Future research projects include a NASA mission to lean a ladder against the planet and attempt a manned climb to its surface, a plan tentatively scheduled for November 1997, with a projected cost of approximately 60 bucks.

Explaining the high cost of the mission, NASA director Frank Forman said, “We’d like to get a really high-quality ladder, just to be safe.”

An unrelated plan, not sponsored by NASA, has already gone into effect, with an area car dealership attaching a 20 x 40-foot vinyl banner to the planet’s exterior crust, which reads, “Al Vitense Chevy-Geo Is Out Of This World!”

“We must remember that when we observe a celestial object in the night sky, we are observing light rays that left that heavenly body a proportionate amount of time ago to the distance that object is from us,” Lando said. “It takes more than four years for light from Centauri to reach our telescopes. In the case of the Proximitus system, though, this time-lag is significantly shorter, perhaps even one-third of that.”

Added Lando, “We must also remember not to get too close, as our telescopes might bump into it, poking us in the eye with the other end.”
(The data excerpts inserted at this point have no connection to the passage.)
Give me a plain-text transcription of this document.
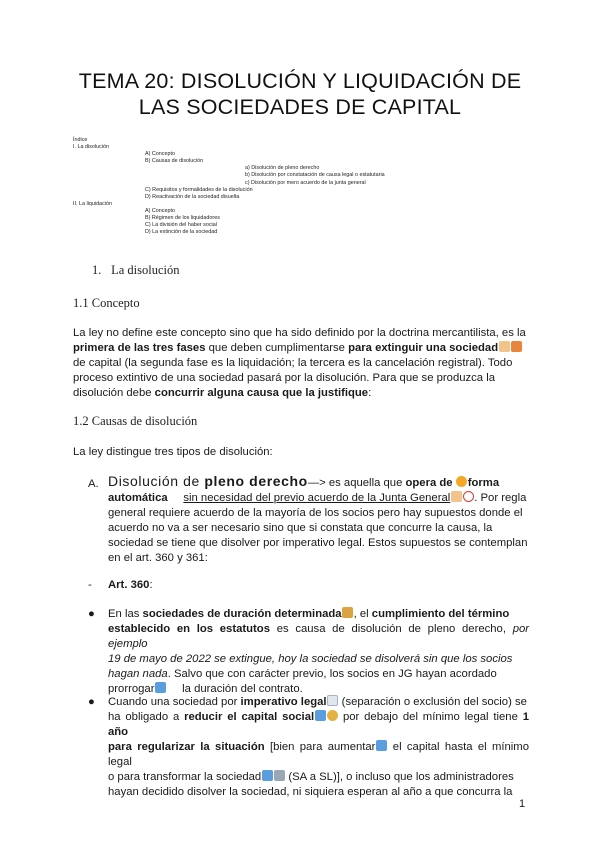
TEMA 20: DISOLUCIÓN Y LIQUIDACIÓN DE
LAS SOCIEDADES DE CAPITAL
Índice
I. La disolución
A) Concepto
B) Causas de disolución
a) Disolución de pleno derecho
b) Disolución por constatación de causa legal o estatutaria
c) Disolución por mero acuerdo de la junta general
C) Requisitos y formalidades de la disolución
D) Reactivación de la sociedad disuelta
II. La liquidación
A) Concepto
B) Régimen de los liquidadores
C) La división del haber social
D) La extinción de la sociedad
1. La disolución
1.1 Concepto
La ley no define este concepto sino que ha sido definido por la doctrina mercantilista, es la
primera de las tres fases que deben cumplimentarse para extinguir una sociedad
de capital (la segunda fase es la liquidación; la tercera es la cancelación registral). Todo
proceso extintivo de una sociedad pasará por la disolución. Para que se produzca la
disolución debe concurrir alguna causa que la justifique:
1.2 Causas de disolución
La ley distingue tres tipos de disolución:
A. Disolución de pleno derecho—> es aquella que opera de forma
automática sin necesidad del previo acuerdo de la Junta General . Por regla
general requiere acuerdo de la mayoría de los socios pero hay supuestos donde el
acuerdo no va a ser necesario sino que si constata que concurre la causa, la
sociedad se tiene que disolver por imperativo legal. Estos supuestos se contemplan
en el art. 360 y 361:
- Art. 360:
● En las sociedades de duración determinada , el cumplimiento del término
establecido en los estatutos es causa de disolución de pleno derecho, por ejemplo
19 de mayo de 2022 se extingue, hoy la sociedad se disolverá sin que los socios
hagan nada. Salvo que con carácter previo, los socios en JG hayan acordado
prorrogar la duración del contrato.
● Cuando una sociedad por imperativo legal (separación o exclusión del socio) se
ha obligado a reducir el capital social por debajo del mínimo legal tiene 1 año
para regularizar la situación [bien para aumentar el capital hasta el mínimo legal
o para transformar la sociedad (SA a SL)], o incluso que los administradores
hayan decidido disolver la sociedad, ni siquiera esperan al año a que concurra la
1
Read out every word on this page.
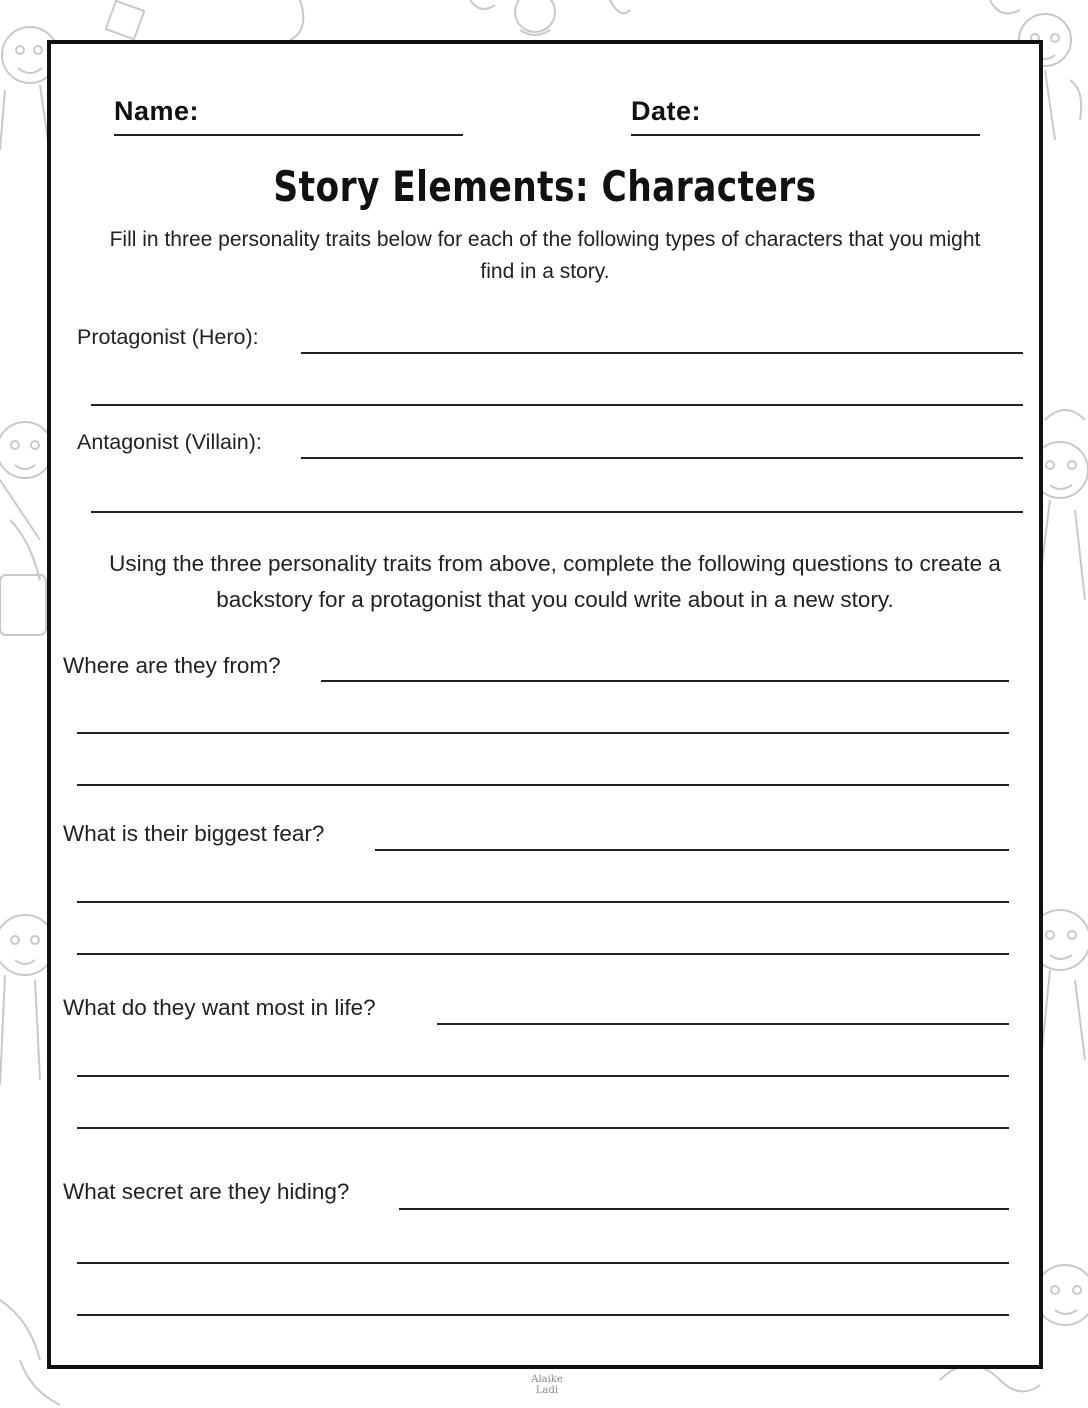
Name:	Date:
Story Elements: Characters
Fill in three personality traits below for each of the following types of characters that you might find in a story.
Protagonist (Hero):
Antagonist (Villain):
Using the three personality traits from above, complete the following questions to create a backstory for a protagonist that you could write about in a new story.
Where are they from?
What is their biggest fear?
What do they want most in life?
What secret are they hiding?
Alaike Ladi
So far, probes have detected no signs of life on the planet, or its neighbor, Proximitus Beta, located about a half-mile south, near the expressway entrance. However, scientists are still earnestly searching the two orbital bodies for evidence, both by penetrating their atmospheres with microwave transmissions and by standing next to them shouting up at their surfaces in the hopes that contact with some form of life may be forthcoming.